Dezembro Vermelho promove reflexão sobre convivência com IST na sociedade
O Dezembro Vermelho é o mês de conscientização sobre o HIV/Aids e outras infecções sexualmente transmissíveis (IST), levanta uma reflexão sobre os avanços no tratamento e a aceitação social. No entanto, uma contradição existe: embora os avanços científicos tenham transformado essas doenças em condições crônicas controláveis, o debate sobre o tema perdeu espaço. E esse silêncio pode ser tão prejudicial quanto o preconceito anterior.
No passado, receber o diagnóstico de uma doença sexualmente transmissível (DST) era, para muitos, uma sentença dupla: além do impacto na saúde, as pessoas enfrentavam o preconceito e a exclusão social. O estigma era tamanho que termos como “grupo de risco” e “doenças moralmente condenáveis” se tornaram comuns, marginalizando ainda mais quem já lidava com o peso do tratamento. Bruna Medeiros, de 42 anos, relembra como esse assunto era tratado com desrespeito na sua adolescência: “Eu via a grande maioria da sociedade discriminando quem recebia o diagnóstico, como se aquela pessoa fosse a pior do mundo”.
A epidemia de HIV/Aids trouxe à tona uma onda de desinformação e medo. A sociedade rotulava pessoas com HIV como “imorais” ou “culpadas”, relacionando a doença à homossexualidade. E além de sofrerem homofobia, também sofriam com a exclusão no ambiente de trabalho e até mesmo familiares. Campanhas de prevenção carregavam tons alarmistas, reforçando estereótipos e alimentando o preconceito já existente.
A historiadora Maria Helena Costa, especializada em estudos sobre direitos humanos e saúde pública, lembra que a luta contra a Aids tem uma longa trajetória. “Nos anos 1980 e 1990, a doença era vista como uma praga, muitas vezes associada ao medo e ao preconceito contra a comunidade gay. Embora hoje a medicina tenha avançado, o estigma ainda permanece em muitas sociedades”, explica.
No entanto, enquanto o preconceito persistia, avanços científicos começavam a transformar o cenário. Nos anos 1990, o desenvolvimento da terapia antirretroviral, popularmente conhecida como “coquetel”, foi um divisor de águas. Combinando diferentes medicamentos, o tratamento tornou possível controlar o vírus e evitar sua progressão para a Aids, possibilitando uma vida saudável e produtiva para os pacientes.
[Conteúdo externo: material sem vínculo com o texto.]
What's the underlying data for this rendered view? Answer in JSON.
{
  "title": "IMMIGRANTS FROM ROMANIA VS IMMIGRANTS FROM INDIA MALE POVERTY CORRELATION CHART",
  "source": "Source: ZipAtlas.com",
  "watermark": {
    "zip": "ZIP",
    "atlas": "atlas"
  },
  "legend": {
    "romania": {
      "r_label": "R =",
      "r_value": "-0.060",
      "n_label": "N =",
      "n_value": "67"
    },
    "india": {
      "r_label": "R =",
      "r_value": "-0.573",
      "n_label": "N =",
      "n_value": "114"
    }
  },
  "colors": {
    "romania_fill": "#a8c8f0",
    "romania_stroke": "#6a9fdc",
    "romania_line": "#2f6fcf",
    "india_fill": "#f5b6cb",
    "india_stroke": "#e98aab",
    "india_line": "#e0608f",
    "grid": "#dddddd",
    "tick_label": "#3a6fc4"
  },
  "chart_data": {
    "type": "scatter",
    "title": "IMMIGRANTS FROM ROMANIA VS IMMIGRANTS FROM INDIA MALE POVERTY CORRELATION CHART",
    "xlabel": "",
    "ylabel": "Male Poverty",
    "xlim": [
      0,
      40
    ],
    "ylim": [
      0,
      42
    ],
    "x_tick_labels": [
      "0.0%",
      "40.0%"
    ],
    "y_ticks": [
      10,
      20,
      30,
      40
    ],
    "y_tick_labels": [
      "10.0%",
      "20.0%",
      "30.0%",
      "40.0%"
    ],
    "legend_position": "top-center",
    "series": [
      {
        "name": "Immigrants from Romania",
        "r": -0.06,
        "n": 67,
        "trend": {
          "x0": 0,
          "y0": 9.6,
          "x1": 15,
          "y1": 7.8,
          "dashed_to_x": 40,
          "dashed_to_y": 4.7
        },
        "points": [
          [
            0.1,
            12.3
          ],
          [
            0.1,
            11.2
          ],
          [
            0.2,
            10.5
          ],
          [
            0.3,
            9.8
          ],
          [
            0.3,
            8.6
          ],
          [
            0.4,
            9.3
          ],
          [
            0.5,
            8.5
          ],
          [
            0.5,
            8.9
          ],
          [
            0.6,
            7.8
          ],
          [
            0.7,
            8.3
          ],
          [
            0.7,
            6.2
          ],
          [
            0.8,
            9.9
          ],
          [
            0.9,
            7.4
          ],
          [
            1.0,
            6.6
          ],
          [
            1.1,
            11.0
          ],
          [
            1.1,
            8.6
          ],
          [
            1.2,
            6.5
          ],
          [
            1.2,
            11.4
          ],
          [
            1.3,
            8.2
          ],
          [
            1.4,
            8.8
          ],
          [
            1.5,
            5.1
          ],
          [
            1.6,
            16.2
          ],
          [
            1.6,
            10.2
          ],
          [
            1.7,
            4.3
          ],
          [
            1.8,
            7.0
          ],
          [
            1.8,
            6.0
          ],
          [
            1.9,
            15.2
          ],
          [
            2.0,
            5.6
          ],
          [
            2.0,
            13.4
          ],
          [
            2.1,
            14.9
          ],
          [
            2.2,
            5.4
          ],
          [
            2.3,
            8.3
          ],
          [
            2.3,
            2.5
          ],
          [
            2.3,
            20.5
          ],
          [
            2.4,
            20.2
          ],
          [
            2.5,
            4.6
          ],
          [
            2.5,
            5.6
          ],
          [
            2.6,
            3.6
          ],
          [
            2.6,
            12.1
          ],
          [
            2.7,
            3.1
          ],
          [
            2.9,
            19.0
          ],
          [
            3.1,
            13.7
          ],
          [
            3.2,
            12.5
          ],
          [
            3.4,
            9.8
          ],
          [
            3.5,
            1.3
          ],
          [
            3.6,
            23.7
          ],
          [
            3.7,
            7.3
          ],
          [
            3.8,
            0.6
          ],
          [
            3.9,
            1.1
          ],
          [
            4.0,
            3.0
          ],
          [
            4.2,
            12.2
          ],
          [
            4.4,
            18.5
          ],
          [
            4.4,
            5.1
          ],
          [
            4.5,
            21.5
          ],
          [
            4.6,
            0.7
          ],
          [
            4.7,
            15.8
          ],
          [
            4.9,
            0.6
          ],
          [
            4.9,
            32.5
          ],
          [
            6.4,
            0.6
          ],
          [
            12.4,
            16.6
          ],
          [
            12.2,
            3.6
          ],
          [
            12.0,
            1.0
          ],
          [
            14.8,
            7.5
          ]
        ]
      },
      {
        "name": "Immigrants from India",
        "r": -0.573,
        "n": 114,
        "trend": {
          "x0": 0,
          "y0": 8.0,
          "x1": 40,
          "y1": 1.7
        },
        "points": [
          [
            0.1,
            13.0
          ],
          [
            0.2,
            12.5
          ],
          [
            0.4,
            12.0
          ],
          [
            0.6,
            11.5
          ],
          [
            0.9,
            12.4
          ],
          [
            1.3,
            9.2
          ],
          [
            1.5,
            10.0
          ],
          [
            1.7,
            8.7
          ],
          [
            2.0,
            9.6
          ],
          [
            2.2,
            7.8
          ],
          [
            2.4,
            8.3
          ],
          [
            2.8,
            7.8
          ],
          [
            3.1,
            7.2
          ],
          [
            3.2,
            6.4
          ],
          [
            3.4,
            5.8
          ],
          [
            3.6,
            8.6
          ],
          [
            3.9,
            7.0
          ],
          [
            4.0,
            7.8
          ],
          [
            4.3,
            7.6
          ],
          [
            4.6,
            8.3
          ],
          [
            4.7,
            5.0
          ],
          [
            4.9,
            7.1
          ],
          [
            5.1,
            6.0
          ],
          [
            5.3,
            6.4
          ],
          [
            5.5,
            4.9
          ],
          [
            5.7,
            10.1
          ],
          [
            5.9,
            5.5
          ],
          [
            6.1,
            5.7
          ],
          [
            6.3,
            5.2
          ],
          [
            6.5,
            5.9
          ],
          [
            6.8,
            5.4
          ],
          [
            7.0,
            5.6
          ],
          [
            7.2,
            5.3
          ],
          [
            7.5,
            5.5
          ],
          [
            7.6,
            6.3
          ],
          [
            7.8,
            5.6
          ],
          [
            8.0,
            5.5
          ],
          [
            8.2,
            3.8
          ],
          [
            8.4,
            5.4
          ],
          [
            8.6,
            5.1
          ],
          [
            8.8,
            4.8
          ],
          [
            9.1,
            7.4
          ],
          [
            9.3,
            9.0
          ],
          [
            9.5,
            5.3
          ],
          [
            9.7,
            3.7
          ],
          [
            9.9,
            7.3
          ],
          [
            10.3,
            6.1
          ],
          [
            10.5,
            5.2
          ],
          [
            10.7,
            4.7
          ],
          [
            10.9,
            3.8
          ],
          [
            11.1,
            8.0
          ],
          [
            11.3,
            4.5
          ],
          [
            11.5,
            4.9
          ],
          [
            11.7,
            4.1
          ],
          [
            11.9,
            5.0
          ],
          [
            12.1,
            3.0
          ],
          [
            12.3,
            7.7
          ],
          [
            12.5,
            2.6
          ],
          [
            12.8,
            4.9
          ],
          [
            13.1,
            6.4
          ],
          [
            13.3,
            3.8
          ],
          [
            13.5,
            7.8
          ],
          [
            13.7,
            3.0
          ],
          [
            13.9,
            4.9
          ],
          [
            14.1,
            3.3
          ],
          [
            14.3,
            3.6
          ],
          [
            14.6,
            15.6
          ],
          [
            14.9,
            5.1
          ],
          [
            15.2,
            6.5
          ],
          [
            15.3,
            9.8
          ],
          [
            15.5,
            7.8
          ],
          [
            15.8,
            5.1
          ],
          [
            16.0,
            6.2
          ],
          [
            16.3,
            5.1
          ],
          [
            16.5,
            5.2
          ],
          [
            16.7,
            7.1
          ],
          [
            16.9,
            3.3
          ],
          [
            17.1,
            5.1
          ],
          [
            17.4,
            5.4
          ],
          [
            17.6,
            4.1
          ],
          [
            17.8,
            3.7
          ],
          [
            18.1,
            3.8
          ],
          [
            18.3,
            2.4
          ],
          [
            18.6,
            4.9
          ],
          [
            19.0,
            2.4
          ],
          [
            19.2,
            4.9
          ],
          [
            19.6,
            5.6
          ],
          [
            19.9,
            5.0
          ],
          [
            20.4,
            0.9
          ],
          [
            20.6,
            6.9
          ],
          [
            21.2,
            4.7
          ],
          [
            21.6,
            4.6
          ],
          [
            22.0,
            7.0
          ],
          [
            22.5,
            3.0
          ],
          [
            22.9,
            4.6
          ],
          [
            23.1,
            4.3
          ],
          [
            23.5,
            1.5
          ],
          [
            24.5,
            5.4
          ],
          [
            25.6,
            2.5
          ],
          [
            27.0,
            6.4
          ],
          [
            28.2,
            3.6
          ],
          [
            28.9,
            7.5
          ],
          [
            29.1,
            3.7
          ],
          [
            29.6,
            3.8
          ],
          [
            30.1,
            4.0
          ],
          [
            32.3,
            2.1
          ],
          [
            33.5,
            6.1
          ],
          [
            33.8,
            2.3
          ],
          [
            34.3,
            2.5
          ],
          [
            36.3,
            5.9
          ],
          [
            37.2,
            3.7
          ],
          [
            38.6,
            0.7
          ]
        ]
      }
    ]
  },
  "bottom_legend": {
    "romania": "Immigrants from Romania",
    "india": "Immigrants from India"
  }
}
Para o HIV, por exemplo, o conceito de “indetectável = intransmissível” (I=I) é uma conquista científica e social que merece destaque. Quem segue o tratamento corretamente pode atingir níveis tão baixos do vírus no organismo que não o transmite para outras pessoas.
Do silêncio à conscientização
Hoje, uma pessoa com IST pode viver sem grandes complicações, especialmente quando o tratamento é iniciado precocemente. Para que isso aconteça, contudo, o teste deve ser feito pouco tempo após a doença ser contraída. De acordo com o infectologista e professor universitário César Hornburg, o medo do preconceito é um dos principais agentes que impedem as pessoas de realizar testes e buscar tratamento. “A estigmatização da pessoa com HIV ainda é uma realidade em muitas partes do mundo, e isso tem um impacto direto na saúde pública”, afirma.
Já a agente comunitária de saúde Anne Caroline Schlogl acredita que as campanhas de Dezembro Vermelho serão eternas e que nunca sairão de moda por serem extremamente necessárias para a comunidade. “Ainda não se fala o suficiente sobre educação sexual. Ao mesmo tempo que as campanhas alertam que o HIV e a Aids existem, mostram que há tratamento, o que acaba causando uma sensação de falsa segurança nas novas gerações. Como se pela existência de tratamento, eles não precisem se prevenir contra a doença”.
A falta de campanhas abrangentes e de diálogo aberto nos dias atuais reforça um novo tipo de invisibilidade. Se antes o problema era a discriminação explícita, hoje é a ausência de informação, que dificulta a prevenção e perpetua mitos.
O preconceito associado a IST é, muitas vezes, alimentado pela falta de conhecimento. A educação sexual, a disseminação de informações claras e o acesso aos tratamentos são ferramentas essenciais para quebrar estigmas. Além disso, campanhas que reforcem a importância do acolhimento e do respeito podem contribuir para uma sociedade mais inclusiva.
O Dezembro Vermelho é uma oportunidade para resgatar o debate. Mais do que relembrar os avanços científicos, é preciso promover empatia e inclusão, garantindo que o preconceito e o silêncio fiquem no passado.